Lisa Godfrey talks unscripted strategy

Corus Entertainment's VP of original content discusses international trends, talent and the company's global ambitions.

Lisa GodfreyCorus Entertainment unveiled an unscripted heavy Fall 2018/19 slate earlier this week, adding new series like Architect Films’ Fire Masters and Proper Television’s Iron Chef Canada (the latter of which will feature celebrity chefs Hugh Acheson, Lynn Crawford and Susur Lee).

Playback caught up with Corus’ VP of original content, Lisa Godfrey, ahead of its slate announcement to discuss the Canadian and global unscripted biz – what’s making waves internationally and how Corus dovetails those trends with its needs at home.

V-v-volume

The good news for producers and talent with properties greenlit for Corus specialty channels is that volume is now a key priority for the company. She points to originals like Worst to First (Corus Studios/Great Pacific Media) and Backyard Builds (Corus Studios/Frantic Films), both of which were recently renewed for second seasons, and which have sold to 57 and 55 markets around the world, respectively. “[Volume] is a driver of daytime fare for the international market,” she says. “So, we have bolstered that through renewals of our content.”
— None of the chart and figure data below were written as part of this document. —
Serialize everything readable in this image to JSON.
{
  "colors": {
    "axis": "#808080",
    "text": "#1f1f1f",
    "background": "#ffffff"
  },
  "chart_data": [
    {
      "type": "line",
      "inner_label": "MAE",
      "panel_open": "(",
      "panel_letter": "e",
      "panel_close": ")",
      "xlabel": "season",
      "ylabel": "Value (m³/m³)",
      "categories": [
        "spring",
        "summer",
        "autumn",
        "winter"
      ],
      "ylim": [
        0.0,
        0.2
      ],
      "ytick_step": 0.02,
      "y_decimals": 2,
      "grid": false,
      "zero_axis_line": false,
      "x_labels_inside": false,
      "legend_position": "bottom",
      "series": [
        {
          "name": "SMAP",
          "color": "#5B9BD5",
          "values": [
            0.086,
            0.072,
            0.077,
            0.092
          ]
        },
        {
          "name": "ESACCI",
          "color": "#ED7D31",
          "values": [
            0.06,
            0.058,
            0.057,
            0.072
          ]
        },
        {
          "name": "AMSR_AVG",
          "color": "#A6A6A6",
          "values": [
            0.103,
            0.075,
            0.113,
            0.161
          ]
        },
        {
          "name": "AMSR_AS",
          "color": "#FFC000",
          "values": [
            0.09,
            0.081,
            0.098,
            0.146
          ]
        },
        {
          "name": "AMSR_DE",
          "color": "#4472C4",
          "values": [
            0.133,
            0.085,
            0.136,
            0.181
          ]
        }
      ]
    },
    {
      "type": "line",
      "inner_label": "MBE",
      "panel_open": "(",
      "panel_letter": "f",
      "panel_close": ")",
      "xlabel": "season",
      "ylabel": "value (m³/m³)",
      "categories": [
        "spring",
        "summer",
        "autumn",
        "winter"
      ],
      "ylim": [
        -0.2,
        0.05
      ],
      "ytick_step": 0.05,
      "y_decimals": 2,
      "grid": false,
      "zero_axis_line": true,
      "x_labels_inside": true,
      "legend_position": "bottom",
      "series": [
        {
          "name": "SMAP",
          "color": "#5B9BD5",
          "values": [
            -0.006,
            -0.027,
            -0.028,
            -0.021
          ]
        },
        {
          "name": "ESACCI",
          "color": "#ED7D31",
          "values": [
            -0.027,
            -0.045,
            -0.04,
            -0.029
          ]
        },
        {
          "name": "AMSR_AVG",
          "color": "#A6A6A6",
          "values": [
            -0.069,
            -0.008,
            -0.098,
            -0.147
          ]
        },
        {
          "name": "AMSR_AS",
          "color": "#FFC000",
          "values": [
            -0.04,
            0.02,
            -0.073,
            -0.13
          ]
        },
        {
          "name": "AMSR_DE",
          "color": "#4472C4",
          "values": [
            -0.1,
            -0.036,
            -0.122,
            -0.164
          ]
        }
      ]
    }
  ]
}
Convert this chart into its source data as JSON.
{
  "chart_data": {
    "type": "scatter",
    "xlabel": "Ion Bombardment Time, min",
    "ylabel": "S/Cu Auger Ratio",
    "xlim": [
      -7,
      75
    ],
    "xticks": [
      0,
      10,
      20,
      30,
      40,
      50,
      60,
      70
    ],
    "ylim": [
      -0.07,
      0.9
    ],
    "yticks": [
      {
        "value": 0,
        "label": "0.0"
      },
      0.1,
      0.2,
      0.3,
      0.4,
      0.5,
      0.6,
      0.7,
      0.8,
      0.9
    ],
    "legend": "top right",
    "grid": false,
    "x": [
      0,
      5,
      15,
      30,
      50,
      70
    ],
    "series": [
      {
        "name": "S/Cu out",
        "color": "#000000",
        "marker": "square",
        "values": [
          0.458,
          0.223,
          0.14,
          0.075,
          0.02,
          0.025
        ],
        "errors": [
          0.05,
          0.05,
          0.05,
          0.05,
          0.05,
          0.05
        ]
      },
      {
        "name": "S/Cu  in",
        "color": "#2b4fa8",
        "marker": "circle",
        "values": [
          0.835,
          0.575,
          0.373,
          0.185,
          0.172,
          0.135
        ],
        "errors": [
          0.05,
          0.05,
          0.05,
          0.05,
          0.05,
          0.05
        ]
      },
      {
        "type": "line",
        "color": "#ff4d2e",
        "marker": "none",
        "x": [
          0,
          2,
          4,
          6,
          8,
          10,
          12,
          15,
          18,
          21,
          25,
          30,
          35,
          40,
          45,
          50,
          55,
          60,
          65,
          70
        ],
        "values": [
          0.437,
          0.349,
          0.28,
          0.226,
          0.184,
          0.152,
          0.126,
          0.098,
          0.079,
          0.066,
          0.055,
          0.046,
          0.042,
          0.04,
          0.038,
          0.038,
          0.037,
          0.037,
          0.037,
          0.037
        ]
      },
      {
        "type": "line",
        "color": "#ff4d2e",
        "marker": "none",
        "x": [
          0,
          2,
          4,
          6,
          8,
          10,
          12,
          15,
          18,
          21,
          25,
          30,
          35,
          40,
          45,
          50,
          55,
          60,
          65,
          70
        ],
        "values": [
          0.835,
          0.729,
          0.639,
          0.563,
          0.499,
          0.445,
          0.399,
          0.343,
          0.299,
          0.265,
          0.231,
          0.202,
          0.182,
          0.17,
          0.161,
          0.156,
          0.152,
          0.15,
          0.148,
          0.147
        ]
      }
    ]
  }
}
However, she notes, success starts at home. “Docusoap” series such as Moving the McGillivrays (McGillivray Entertainment) and Sarah Off the Grid (Alibi Entertainment) were solely dictated by the Canadian market, she says. Unlike the U.S. – where buyers are looking for shows with “a beginning, middle and end” – Canadian audiences want to dive into the lives of their favourite talent through spinoffs and online content. That insight led to both of the commissions, utilizing top talent from Corus’ shelter series.

Speaking of talent…

Talent continues to dominate the Canadian and international lifestyle space. From homegrown superstars the Property Brothers to the chefs-turned-celebrities who rule over primetime, engaging personalities continue to sell. That will remain the case at Corus, says Godfrey. Not only do Canadians enjoy connecting with Canadian talent, but they’re also key to selling brand integrations.

Take brand-friendly reno star Bryan Baeumler. RBC recently signed a three-year deal with Corus, first integrating its products into Baeumler’s Bryan Inc. (Si Entertainment). There are also plans to feature RBC products in the recently ordered Island of Bryan (also Si Entertainment). “We’re always saying to people ‘bring us talent first and then we’ll help you build a show,’” notes Godfrey.

Fashion (format) forward

With its latest commission for Slice, Stitched (Forté Entertainment), Corus is hoping to fill a gap in the Canadian and international marketplace for episodic fashion-centric unscripted programming. Particularly geared at a millennial audience, the format has a “DIY aspect” that is trending internationally, she says. Introduced at MIPTV in 2018, Godfrey says several broadcasters have offered to pre-buy the series.

“We’re not just looking to tape-sell; we see this as an opportunity for different countries to do their own version of the show,” she asserts. While Corus has commissioned its fair share of format adaptations for the Canadian marketplace in the past (The Real Housewives of Toronto, Chopped Canada, etc.), Godfrey says, going forward, it’s looking to take its own original formats to the world.

What Corus is looking for next: Corus is on the hunt for another ensemble unscripted show, like its hit Timber Kings (Paperny Entertainment), which ran for four seasons. Godfrey is particularly looking for series that highlight talent from the East Coast – a unique part of the world not seen often enough on TV, she says.

One show I wish I commissioned: TLC’s 90-Day Fiancé (Sharp Entertainment). The series, which follows international couples trying to navigate cultural barriers, is fun, escapist programming that sparks a conversation.